Hello fellow bloggers/blog readers,
For a long time I wondered…what’s up with me?
I was always a regular height, and I always grew the right amount each year, until around 2 years ago. All of a sudden I just kind of stopped growing, gradually my growth rate had slowed down meaning that I was growing less and less each year. It was very apparent because we knew that at that point in time I should have been growing like there was no tomorrow! But I just wasn’t, after about a year of not growing I became very self conscious and extremely anxious about my body. I had started to get a bit larger, and I had always been relatively slim. (My body was saving the energy for growing as fat- to put it simply) I could tell that something was wrong but I didn’t know what, I felt like I was weird and abnormal, everyone else had shot up, including my younger sister.
It wasn’t just me that had noticed that I wasn’t growing, my parents did too and they were a bit worried. After about a year my mum decided to take me to the doctor as well it was getting a bit peculiar as to why I hadn’t grown much. Our local doctor did blood tests then told us to see a paediatric doctor (a doctor who specialises in children). So we did that and I was issued for more tests and an MRI scan on my brain and a bone scan (to see how old my bones were).
We got the results back from the bone scan and the MRI. The bone scan showed that my bones were 11 years old and not 13. The MRI scan result wasn’t too good either, my Pituitary Gland (a gland in your head that controls lots of different hormones which make your body work in different ways) was unusually small and had given up producing hormones that my body needs, meaning that I would have remained the same height and not have grown or developed more at all. I then had to go back to the hospital for more tests. My Pituitary gland was not great. This is what a Pituitary Gland should look like, and here is what mine looks like:
So I have Empty Sella Syndrome and Hypopituitarism. Apparently I was born with it, which is quite rare, and I’ve done well to get as tall as I have! It was confirmed that my Pituitary Gland was not producing 2 important hormones. My blood tests should have been scoring around 7-10 for these hormones, but they were scoring a pathetic 0.1, meaning I’ve run out of what I need. One of these is the growth hormone, so I now have Growth Hormone Deficiency. For the other hormone (I don’t know it’s name) I will have to take tablets everyday for the rest of my life, and I need to keep having tests on different hormones that make sure other things in my body work too.

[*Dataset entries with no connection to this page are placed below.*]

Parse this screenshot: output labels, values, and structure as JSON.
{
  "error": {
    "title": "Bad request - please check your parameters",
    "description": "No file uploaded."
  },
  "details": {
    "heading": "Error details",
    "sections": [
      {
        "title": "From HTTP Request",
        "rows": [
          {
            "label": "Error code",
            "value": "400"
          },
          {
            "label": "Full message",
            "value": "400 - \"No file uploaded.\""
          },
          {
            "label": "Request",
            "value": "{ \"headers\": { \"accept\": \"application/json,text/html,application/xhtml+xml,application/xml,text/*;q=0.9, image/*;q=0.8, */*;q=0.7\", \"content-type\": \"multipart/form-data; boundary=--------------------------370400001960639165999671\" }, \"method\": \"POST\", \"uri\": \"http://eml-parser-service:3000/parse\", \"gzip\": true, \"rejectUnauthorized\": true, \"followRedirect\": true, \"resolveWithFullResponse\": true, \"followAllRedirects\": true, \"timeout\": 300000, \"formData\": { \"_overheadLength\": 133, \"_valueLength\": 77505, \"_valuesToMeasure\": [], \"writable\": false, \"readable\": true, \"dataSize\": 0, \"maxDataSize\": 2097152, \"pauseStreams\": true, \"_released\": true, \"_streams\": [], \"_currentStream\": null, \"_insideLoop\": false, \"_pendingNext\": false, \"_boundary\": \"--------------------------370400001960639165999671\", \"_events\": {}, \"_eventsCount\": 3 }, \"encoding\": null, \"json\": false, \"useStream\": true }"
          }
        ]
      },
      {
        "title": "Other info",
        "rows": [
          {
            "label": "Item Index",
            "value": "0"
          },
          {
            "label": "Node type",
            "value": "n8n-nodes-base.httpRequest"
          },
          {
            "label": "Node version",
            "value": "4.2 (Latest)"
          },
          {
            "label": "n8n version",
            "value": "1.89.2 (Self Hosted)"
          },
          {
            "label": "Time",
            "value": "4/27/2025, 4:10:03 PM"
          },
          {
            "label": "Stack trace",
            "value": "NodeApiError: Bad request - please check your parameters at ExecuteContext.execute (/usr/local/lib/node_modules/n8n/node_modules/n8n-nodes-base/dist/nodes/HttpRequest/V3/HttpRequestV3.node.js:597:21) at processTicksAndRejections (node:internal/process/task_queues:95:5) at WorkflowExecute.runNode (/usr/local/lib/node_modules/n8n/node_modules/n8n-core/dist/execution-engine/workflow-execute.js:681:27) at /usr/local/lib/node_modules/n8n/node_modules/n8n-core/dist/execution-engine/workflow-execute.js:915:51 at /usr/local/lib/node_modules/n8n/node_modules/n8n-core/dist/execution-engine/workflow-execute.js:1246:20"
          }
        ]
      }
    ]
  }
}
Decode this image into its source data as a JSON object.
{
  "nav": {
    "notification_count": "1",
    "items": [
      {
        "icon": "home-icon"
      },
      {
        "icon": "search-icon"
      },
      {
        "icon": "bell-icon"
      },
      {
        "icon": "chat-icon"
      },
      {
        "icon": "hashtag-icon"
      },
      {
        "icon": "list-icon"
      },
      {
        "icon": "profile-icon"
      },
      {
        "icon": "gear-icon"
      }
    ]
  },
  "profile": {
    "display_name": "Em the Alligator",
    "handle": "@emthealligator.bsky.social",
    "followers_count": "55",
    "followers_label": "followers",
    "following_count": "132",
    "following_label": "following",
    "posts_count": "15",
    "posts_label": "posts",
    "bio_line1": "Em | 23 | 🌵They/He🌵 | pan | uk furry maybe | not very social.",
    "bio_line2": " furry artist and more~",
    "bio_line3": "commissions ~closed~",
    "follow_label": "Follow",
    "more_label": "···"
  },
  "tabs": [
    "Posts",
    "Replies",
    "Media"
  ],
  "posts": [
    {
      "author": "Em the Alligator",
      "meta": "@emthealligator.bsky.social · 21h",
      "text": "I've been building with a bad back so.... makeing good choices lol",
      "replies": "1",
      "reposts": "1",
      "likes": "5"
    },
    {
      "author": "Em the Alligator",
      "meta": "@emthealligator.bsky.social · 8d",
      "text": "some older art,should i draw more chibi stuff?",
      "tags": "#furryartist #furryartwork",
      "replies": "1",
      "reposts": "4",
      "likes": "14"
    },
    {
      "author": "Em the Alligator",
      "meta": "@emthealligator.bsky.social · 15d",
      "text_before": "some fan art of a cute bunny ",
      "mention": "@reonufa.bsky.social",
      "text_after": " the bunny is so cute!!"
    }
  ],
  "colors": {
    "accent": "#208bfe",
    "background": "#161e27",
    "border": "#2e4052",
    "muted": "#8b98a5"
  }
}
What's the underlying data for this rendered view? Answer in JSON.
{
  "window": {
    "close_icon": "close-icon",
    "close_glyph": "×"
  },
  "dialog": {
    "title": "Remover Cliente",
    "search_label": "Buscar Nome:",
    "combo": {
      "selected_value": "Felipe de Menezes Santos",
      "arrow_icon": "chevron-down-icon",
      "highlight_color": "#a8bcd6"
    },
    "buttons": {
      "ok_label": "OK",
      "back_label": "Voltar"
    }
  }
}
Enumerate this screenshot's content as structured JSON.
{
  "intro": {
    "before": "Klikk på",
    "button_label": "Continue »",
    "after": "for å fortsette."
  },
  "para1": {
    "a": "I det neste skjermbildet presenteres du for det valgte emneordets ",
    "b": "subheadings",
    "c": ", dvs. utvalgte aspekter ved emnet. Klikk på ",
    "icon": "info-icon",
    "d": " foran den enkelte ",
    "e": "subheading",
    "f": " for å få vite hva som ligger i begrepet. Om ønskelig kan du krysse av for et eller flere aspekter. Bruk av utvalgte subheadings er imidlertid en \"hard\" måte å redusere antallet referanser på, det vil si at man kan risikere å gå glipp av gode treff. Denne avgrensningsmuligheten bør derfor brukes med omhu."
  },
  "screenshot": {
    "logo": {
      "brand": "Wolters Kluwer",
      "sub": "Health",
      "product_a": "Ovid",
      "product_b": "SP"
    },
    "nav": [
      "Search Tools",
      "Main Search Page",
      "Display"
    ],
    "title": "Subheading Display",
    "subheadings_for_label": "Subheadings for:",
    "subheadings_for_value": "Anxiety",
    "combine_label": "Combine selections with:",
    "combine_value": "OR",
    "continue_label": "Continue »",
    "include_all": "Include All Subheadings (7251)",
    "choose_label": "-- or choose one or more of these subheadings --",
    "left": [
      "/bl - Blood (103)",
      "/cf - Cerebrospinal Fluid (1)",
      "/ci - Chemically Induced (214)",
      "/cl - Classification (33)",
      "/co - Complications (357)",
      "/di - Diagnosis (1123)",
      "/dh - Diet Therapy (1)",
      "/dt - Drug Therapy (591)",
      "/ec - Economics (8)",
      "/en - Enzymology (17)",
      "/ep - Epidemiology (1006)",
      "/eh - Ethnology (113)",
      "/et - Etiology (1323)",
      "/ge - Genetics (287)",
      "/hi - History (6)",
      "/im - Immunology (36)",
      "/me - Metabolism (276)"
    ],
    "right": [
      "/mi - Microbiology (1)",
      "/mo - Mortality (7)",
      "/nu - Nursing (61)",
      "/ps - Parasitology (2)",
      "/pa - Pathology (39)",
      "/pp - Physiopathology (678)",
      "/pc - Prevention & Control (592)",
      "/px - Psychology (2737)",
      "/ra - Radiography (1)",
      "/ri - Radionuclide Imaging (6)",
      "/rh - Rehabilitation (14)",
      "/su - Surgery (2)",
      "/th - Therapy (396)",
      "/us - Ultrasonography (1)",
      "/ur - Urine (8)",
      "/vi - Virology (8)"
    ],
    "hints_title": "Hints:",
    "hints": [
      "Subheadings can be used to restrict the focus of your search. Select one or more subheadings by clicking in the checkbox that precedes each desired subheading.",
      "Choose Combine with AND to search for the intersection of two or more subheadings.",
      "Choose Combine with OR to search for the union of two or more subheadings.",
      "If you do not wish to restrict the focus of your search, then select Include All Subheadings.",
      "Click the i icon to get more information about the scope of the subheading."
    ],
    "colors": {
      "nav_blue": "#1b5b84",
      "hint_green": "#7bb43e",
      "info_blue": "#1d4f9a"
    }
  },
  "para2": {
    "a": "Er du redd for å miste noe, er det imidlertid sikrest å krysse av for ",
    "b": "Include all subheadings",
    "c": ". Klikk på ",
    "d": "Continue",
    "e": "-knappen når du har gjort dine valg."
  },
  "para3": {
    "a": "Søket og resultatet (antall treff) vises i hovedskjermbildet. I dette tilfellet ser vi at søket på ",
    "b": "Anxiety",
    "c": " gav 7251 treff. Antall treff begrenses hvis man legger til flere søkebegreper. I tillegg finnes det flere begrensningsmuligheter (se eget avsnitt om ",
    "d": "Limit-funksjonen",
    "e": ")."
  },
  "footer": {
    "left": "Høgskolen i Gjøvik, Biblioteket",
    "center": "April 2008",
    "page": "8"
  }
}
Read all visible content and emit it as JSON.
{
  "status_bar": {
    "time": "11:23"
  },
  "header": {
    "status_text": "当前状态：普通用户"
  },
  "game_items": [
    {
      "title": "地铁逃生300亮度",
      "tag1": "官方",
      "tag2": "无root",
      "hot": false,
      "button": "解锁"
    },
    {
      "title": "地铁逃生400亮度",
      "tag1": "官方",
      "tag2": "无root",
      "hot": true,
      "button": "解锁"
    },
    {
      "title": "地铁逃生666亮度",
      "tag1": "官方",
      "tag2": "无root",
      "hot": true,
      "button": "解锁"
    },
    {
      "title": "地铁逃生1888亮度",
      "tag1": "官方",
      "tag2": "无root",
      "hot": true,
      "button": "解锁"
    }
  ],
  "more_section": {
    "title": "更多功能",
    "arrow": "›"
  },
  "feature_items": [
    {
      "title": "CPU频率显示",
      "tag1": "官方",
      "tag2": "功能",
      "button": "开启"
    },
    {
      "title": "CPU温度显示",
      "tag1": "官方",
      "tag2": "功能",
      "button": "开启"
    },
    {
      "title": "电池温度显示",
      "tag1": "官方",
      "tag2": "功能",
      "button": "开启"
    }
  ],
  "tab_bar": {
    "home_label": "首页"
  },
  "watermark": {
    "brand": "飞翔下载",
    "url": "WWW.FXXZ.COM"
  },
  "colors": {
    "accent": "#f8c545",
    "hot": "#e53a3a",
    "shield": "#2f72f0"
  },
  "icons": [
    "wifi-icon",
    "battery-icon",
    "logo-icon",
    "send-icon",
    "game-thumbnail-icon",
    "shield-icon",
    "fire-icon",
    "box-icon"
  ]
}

The growth hormone has to be put into the body- through the skin every day, first to make me grow and then to keep my bones strong. Now the way it has to be done is by injection and I have to do this every day. Being needle phobic I was terrified and felt quite worried when I found this out. (When a needle is put into my body I faint and sometimes throw up) But there was 1 option that didn’t involve needles, it was a special new technology all to do with air pressure. I was relieved, usually the doctor would give you some DVDs to take home and decide what way you want the hormone injected into your body, but knowing how bad I cope with needles, we straight away went for the needless one and I feel very privileged to have been offered this option.
So there you have it, that is my growing challenge that I am going to have to face. I will be updating you every month or so about my growth and how everything is going. So that you know that I am being looked after I want you to know that I will be seeing my consultant every 6 months, my specialist doctor every year and I will have a nurse that can come round my house at any time if I am having problem with the medication or if anything happens she will be someone I can talk to.